Voor een antwoord slaan we het Spelen Arbitragereglement (SAR) op. In artikel 5506 lezen we: een fout waaraan de speler geen schuld heeft, wordt hem niet aangerekend”. En zolang de speler niet met z’n keu tegen de lamp slaat kun je ‘m moeilijk verwijten dat een lamp knapt of zelfs de hele verlichting uitvalt. Hier zal daarom de arbiter de ballen proberen terug te plaatsen in de positie waarin ze hebben gelegen. Als de arbiter er niet zeker genoeg van is, dat hij ze in de juiste positie kan terugleggen, dan wordt verder gespeeld vanuit de positie waarde ballen zijn terechtgekomen. Dus, nadat de verlichting weer in orde is, mag dezelfde speler die vóór de lichtuitval aan stoot was, gewoon zijn beurt vervolgen.

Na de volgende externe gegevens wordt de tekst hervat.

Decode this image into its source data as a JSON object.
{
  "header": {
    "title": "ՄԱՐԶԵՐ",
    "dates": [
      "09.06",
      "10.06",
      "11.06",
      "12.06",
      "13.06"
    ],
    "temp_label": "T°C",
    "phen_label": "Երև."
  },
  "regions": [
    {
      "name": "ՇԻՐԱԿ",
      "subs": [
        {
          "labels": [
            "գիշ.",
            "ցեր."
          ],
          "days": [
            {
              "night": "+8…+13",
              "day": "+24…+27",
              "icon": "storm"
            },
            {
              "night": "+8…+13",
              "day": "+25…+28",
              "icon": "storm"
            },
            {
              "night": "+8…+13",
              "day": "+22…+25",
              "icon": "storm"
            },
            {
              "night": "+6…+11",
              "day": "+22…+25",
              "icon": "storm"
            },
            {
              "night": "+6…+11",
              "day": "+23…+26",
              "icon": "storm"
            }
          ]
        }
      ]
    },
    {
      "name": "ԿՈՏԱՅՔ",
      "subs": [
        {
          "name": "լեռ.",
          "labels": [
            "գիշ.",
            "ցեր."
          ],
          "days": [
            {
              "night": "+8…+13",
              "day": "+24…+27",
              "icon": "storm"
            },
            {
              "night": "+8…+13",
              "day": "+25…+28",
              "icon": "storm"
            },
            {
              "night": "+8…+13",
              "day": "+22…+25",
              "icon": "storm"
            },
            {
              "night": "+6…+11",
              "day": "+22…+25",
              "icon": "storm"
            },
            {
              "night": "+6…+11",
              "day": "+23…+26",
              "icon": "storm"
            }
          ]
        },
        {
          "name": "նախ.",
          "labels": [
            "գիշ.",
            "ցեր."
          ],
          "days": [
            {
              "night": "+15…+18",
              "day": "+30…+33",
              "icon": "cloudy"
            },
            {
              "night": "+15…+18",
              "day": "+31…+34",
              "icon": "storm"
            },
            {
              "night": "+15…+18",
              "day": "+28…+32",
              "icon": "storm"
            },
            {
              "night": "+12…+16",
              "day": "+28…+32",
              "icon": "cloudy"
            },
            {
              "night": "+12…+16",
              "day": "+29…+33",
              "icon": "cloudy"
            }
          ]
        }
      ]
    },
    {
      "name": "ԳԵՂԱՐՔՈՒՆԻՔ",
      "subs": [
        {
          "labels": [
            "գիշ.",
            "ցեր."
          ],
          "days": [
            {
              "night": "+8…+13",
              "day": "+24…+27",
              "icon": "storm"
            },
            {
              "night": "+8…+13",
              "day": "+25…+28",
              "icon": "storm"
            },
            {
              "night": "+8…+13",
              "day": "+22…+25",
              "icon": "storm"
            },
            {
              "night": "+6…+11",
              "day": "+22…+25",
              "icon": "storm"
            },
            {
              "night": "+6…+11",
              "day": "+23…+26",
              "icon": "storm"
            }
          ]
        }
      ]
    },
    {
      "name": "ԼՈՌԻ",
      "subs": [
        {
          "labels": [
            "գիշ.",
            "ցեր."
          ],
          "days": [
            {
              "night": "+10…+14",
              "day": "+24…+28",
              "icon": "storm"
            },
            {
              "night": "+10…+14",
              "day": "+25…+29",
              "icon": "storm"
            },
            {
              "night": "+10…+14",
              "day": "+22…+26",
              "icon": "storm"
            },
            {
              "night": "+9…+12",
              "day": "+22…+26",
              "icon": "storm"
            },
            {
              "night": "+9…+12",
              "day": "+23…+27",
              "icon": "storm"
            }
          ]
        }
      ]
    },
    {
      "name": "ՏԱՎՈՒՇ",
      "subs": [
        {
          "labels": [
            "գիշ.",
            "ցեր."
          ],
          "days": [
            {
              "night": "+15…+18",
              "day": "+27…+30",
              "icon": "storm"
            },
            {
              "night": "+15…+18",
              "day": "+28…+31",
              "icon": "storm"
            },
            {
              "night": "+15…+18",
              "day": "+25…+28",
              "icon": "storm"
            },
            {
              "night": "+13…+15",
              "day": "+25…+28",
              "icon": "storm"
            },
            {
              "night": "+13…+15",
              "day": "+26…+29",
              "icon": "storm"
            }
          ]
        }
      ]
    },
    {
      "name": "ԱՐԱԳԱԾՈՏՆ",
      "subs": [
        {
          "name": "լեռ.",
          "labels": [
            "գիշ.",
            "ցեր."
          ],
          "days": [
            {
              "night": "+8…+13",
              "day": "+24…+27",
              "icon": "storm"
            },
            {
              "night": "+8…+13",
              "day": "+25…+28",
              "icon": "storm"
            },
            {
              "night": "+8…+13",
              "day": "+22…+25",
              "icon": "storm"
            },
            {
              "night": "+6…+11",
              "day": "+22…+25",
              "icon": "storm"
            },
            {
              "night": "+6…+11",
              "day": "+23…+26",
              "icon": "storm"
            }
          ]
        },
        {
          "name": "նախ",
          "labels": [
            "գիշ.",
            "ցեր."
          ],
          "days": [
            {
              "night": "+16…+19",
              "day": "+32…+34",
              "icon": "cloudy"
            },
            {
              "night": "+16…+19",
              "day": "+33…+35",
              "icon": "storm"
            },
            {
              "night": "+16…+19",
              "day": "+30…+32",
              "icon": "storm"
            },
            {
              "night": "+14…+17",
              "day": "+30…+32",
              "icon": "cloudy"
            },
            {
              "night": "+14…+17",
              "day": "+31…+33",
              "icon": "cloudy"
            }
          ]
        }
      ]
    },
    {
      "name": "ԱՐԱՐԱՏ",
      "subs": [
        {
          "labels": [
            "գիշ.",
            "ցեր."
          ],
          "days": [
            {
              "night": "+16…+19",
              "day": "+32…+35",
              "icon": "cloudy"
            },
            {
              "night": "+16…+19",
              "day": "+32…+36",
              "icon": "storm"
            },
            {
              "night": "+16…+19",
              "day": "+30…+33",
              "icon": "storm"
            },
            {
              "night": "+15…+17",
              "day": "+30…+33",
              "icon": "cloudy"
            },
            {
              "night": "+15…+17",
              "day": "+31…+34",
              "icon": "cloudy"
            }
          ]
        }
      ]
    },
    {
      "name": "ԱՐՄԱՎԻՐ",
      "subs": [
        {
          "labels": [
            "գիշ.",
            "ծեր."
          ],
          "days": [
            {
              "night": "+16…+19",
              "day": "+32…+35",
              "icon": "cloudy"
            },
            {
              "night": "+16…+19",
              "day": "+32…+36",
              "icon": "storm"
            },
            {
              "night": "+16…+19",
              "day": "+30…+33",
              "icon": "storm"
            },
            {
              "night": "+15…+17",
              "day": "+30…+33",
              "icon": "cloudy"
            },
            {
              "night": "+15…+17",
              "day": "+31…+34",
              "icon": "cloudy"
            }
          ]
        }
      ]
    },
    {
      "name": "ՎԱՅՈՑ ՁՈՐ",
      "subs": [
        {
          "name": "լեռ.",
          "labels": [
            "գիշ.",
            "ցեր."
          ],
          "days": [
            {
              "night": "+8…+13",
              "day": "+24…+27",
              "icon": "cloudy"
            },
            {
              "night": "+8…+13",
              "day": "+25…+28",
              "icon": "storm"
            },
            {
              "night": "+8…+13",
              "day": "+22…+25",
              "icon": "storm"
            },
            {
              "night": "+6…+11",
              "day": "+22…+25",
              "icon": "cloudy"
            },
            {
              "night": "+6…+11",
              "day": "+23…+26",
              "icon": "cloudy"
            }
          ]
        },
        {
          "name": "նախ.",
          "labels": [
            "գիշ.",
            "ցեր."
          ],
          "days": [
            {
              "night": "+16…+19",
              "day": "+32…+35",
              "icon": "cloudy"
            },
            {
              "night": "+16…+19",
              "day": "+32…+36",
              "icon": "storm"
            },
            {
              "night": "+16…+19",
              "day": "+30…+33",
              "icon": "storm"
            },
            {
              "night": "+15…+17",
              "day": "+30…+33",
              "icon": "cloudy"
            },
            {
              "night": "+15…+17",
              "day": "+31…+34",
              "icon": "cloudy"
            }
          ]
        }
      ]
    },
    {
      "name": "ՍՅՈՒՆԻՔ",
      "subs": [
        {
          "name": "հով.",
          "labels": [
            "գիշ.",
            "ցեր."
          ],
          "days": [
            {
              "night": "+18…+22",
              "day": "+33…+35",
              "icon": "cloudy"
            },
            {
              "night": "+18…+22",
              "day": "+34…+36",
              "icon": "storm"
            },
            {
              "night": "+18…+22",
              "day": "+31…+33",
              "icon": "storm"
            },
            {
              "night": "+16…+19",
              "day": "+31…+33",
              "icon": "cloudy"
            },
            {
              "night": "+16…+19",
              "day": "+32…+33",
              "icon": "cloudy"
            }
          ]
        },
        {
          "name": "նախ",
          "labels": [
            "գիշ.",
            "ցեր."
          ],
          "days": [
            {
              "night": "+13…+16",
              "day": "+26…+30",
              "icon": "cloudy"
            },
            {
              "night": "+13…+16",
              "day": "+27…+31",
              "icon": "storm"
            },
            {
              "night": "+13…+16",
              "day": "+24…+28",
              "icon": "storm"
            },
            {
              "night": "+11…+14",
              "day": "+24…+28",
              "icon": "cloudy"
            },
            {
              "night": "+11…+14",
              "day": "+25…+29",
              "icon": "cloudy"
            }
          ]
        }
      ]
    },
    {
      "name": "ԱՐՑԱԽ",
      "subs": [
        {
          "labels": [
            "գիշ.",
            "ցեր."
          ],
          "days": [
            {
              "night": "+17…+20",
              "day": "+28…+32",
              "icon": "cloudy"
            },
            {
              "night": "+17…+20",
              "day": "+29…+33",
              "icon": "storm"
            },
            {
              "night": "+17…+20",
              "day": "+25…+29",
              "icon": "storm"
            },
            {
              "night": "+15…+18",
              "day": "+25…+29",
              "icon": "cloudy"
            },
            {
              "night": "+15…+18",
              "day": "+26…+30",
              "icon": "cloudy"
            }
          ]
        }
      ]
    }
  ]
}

Moet ten gevolge van het stukgaan van een lamp de tafel gestofzuigd worden, dan is het beste om eerst een nieuwe lamp of lampen in te draaien, zodat er weer schaduwlijnen zijn waarlangs de positie van de ballen afgetekend kan worden, waarna ze kunnen worden verplaatst en na het stofzuigen weer teruggelegd.

Een andere oorzaak waardoor de arbiter niet kan waarnemen of er een geldige carambole tot stand komt eenvoudig gezegd of de bal raak is, is dat de speler het zicht van de arbiter belemmert. En dat komt best vaak voor. Van hoog tot laag. Dan zie je dat de speler heeft afgestoten en nog voordat de ballen stilliggen, ja zelfs soms nog voordat de carambole is gemaakt loopt hij al naar de positie van waar hij de volgende stoot denkt te zullen gaan uitvoeren. En loopt daarbij gewoon vóór de arbiter langs! Waardoor de arbiter niet kan zien of de bal raak is. Vaak heeft de arbiter dan al gezien dat de bal in de juiste richting rolt en als daarna de aan te spelen bal ook in beweging is gekomen, trekt hij daaruit de conclusie dat de bal raak is en telt hij de carambole goed.

Of de speler heeft afgestoten en terwijl de arbiter met de ogen de loop van de bal volgt, buigt de speler voorlangs om zijn krijtje te pakken. Of, wat ik toevallig kortgeleden zag, een speler legt aan en omdat het in dit geval een heel snelle speler was, had de arbiter onvoldoende tijd om een goede positie in te nemen, dus bleef hij naast de speler staan omdat je als arbiter, zodra de speler aanlegt, bij voorkeur stil moet staan om de speler niet af te leiden. En om niet in het gezichtsveld van de speler te staan, stond de arbiter wel naast hem, maar iets naar achteren. De speler legt dus aan, stoot af en blijkbaar toch niet helemaal zeker van zijn zaak, buigt hij naar de positie van de arbiter om zijn bal te volgen. En omdat de arbiter iets achteruit staat komt hij daarbij voor de arbiter en belemmert diens uitzicht. Ook hier was de arbiter, een als zodanig functionerend teamgenoot, er blijkbaar voldoende van overtuigd dat de bal raak zou zijn, want hij telde de carambole goed.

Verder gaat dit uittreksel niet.